Venti fotografie. Venti scatti per raccontare cinquant’anni di storia familiare, cinquant’anni di persone e segreti più o meno nascosti. Quando la zia Rosamond muore, all’età di settantatrè anni, la parte più interessante del suo testamento si rivelano essere dei nastri, registrati poche settimane prima della sua morte, in cui racconta, a beneficio di una lontana parente che sembra ora essere scomparsa nel nulla, la storia di sua cugina Beatrix e le vicende che hanno portato le loro vite prima, e quelle dei discendenti poi, ad intrecciarsi inestricabilmente. Lo fa partendo da venti fotografie selezionate personalmente, che vengono descritte, con poche ma accurate pennellate, all’inizio di ogni “capitolo narrativo” e che il lettore riesce ad immaginare con straordinaria chiarezza.
“Quello che voglio che tu abbia, più di ogni altra cosa, è il senso della tua storia, il senso della tua provenienza e delle forze che ti hanno creata.”
Ho sempre avuto un debole, nella realtà come nella finzione, per le cosiddette “storie di famiglia”. Per quegli aneddoti e quelle vicende che non vengono mai narrate, quei particolari destinati a rimanere nell’ombra, a non essere svelati, di cui nel tempo se ne perde il ricordo e non viene rinnovato nelle nuove generazioni. Meglio ancora se a raccontarle sono le vecchie zie, le figure un po’ strampalate presenti in ogni famiglia, quelle rimaste nell’ombra per tutta la vita eppure piene di risorse e di simpatia. Ecco, Rosamond è esattamente questo tipo di persona e questo romanzo, dunque, non poteva non attirare la mia attenzione. La storia narrata riesce ad essere in qualche modo vera: si inserisce in un contesto familiare normale e questo incoraggia sicuramente l’empatia che qualsiasi lettore riuscirà a provare verso i personaggi. Anche la storia narrata, in fondo, è una storia normale. Non vi è assolutamente nulla di eccezionale in questi personaggi né in quello che capita loro. Vi è tanto dolore, come nella realtà, vi sono sbagli e rimpianti e perfino qualche momento felice ma nessun colpo di scena, nessun gesto eclatante. Il finale della storia narrata da zia Rosamond è intuibile già dalla metà del libro, ma non è affatto importante. L’espediente narrativo scelto, le venti fotografie, si rivela non solo un particolare curioso ma una tecnica furba, che permette, senza alcuna stonatura, di saltare da un momento ad un altro, di focalizzarsi su giorni importanti e far trascorrere anni senza una parola, senza che per questo il lettore ne risenta e storca il naso.
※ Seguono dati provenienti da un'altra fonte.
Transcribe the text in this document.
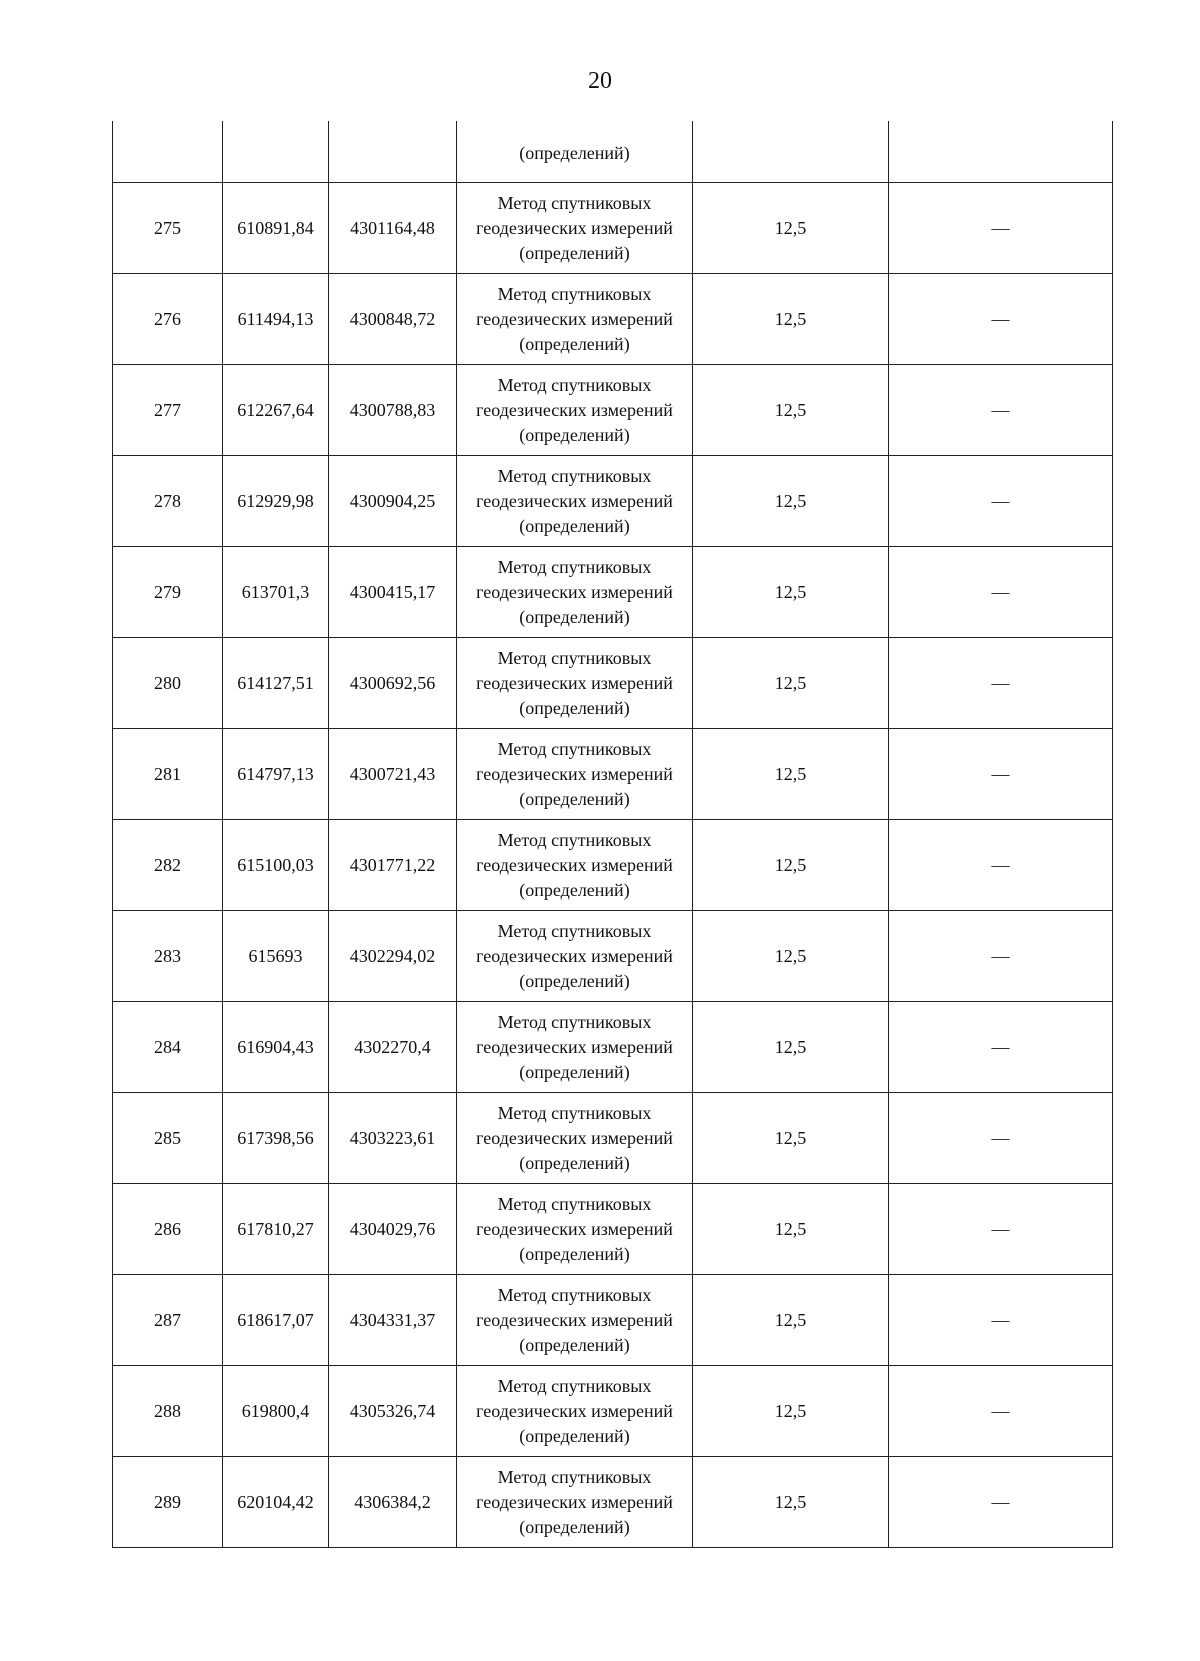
20
			(определений)		
275	610891,84	4301164,48	Метод спутниковых
геодезических измерений
(определений)	12,5	—
276	611494,13	4300848,72	Метод спутниковых
геодезических измерений
(определений)	12,5	—
277	612267,64	4300788,83	Метод спутниковых
геодезических измерений
(определений)	12,5	—
278	612929,98	4300904,25	Метод спутниковых
геодезических измерений
(определений)	12,5	—
279	613701,3	4300415,17	Метод спутниковых
геодезических измерений
(определений)	12,5	—
280	614127,51	4300692,56	Метод спутниковых
геодезических измерений
(определений)	12,5	—
281	614797,13	4300721,43	Метод спутниковых
геодезических измерений
(определений)	12,5	—
282	615100,03	4301771,22	Метод спутниковых
геодезических измерений
(определений)	12,5	—
283	615693	4302294,02	Метод спутниковых
геодезических измерений
(определений)	12,5	—
284	616904,43	4302270,4	Метод спутниковых
геодезических измерений
(определений)	12,5	—
285	617398,56	4303223,61	Метод спутниковых
геодезических измерений
(определений)	12,5	—
286	617810,27	4304029,76	Метод спутниковых
геодезических измерений
(определений)	12,5	—
287	618617,07	4304331,37	Метод спутниковых
геодезических измерений
(определений)	12,5	—
288	619800,4	4305326,74	Метод спутниковых
геодезических измерений
(определений)	12,5	—
289	620104,42	4306384,2	Метод спутниковых
геодезических измерений
(определений)	12,5	—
Narrare cinquant’anni di storia in poco più di duecento pagine non è facile, ma Coe riesce a farlo con eleganza e senza intoppi “temporali”. Lo stile anche è in accordo con il tipo di narrazione scelta: è colloquiale ma non povero o approssimativo, sembra proprio di sentir parlare una vecchia zia, o una nonna. Nonostante le premesse la storia non risulta pesante o particolarmente impegnativa: lascia qualche spunto di riflessione e qualche emozione ma resta un libro lieve, delicato, che si posa sulle coscienze dolcemente.
“Non mi dispiace la pioggia estiva. Anzi, mi piace. È il tipo che preferisco.” “Il tuo tipo di pioggia preferito?” disse Thea. Aveva la fronte aggrottata, mentre rifletteva su queste parole, poi annunciò: “Be’, a me piace la pioggia prima che cada.”